Abstract:In this paper, we study the problem of MOOC quality evaluation which is essential for improving the course materials, promoting students' learning efficiency, and benefiting user services. While achieving promising performances, current works still suffer from the complicated interactions and relationships of entities in MOOC platforms. To tackle the challenges, we formulate the problem as a course representation learning task-based and develop an Information-aware Graph Representation Learning(IaGRL) for multi-view MOOC quality evaluation. Specifically, We first build a MOOC Heterogeneous Network (HIN) to represent the interactions and relationships among entities in MOOC platforms. And then we decompose the MOOC HIN into multiple single-relation graphs based on meta-paths to depict the multi-view semantics of courses.
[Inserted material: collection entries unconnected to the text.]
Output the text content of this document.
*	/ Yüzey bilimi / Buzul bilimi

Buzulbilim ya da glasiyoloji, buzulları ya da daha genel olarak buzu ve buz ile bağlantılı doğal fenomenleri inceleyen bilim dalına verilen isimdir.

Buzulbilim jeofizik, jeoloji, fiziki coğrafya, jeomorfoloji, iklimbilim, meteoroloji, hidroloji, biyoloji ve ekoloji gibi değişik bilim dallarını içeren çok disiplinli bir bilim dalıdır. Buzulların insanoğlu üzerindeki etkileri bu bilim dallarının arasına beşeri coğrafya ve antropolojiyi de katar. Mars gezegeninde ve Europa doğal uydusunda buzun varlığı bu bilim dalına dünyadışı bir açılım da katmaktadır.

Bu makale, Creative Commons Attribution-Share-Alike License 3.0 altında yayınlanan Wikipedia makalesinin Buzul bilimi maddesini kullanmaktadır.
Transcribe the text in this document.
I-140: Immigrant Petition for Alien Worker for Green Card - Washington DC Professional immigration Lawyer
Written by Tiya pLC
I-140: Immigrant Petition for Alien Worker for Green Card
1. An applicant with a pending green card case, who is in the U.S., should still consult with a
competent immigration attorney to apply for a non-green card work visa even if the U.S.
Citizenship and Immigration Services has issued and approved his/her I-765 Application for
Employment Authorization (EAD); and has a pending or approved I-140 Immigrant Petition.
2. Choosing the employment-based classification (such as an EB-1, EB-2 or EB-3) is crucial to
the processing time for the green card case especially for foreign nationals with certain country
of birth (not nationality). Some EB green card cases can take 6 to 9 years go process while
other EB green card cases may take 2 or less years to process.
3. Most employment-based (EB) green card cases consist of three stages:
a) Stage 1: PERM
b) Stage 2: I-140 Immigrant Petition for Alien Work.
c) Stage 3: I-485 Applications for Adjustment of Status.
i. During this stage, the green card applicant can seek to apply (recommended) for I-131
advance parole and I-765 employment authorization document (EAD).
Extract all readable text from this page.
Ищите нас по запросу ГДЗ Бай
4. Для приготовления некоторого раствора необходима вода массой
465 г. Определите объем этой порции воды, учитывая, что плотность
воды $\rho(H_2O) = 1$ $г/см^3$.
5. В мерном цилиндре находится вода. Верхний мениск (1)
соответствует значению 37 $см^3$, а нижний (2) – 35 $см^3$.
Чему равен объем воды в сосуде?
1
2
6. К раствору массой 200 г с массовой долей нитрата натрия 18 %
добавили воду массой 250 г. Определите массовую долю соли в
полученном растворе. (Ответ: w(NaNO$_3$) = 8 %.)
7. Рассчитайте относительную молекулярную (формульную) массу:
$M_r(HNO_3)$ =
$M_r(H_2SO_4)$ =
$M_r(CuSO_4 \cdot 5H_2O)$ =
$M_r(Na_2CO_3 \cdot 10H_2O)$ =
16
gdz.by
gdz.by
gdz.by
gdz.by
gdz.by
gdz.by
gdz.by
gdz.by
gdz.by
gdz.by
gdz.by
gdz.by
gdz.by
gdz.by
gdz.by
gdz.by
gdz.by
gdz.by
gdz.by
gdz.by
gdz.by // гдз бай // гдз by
The course representation learning can be further converted to a multi-view graph representation task. Different from traditional graph representation learning, the learned course representations are expected to match the following three types of validity: (1) the agreement on expressiveness between the raw course portfolio and the learned course representations; (2) the consistency between the representations in each view and the unified representations; (3) the alignment between the course and MOOC platform representations. Therefore, we propose to exploit mutual information for preserving the validity of course representations. We conduct extensive experiments over real-world MOOC datasets to demonstrate the effectiveness of our proposed method.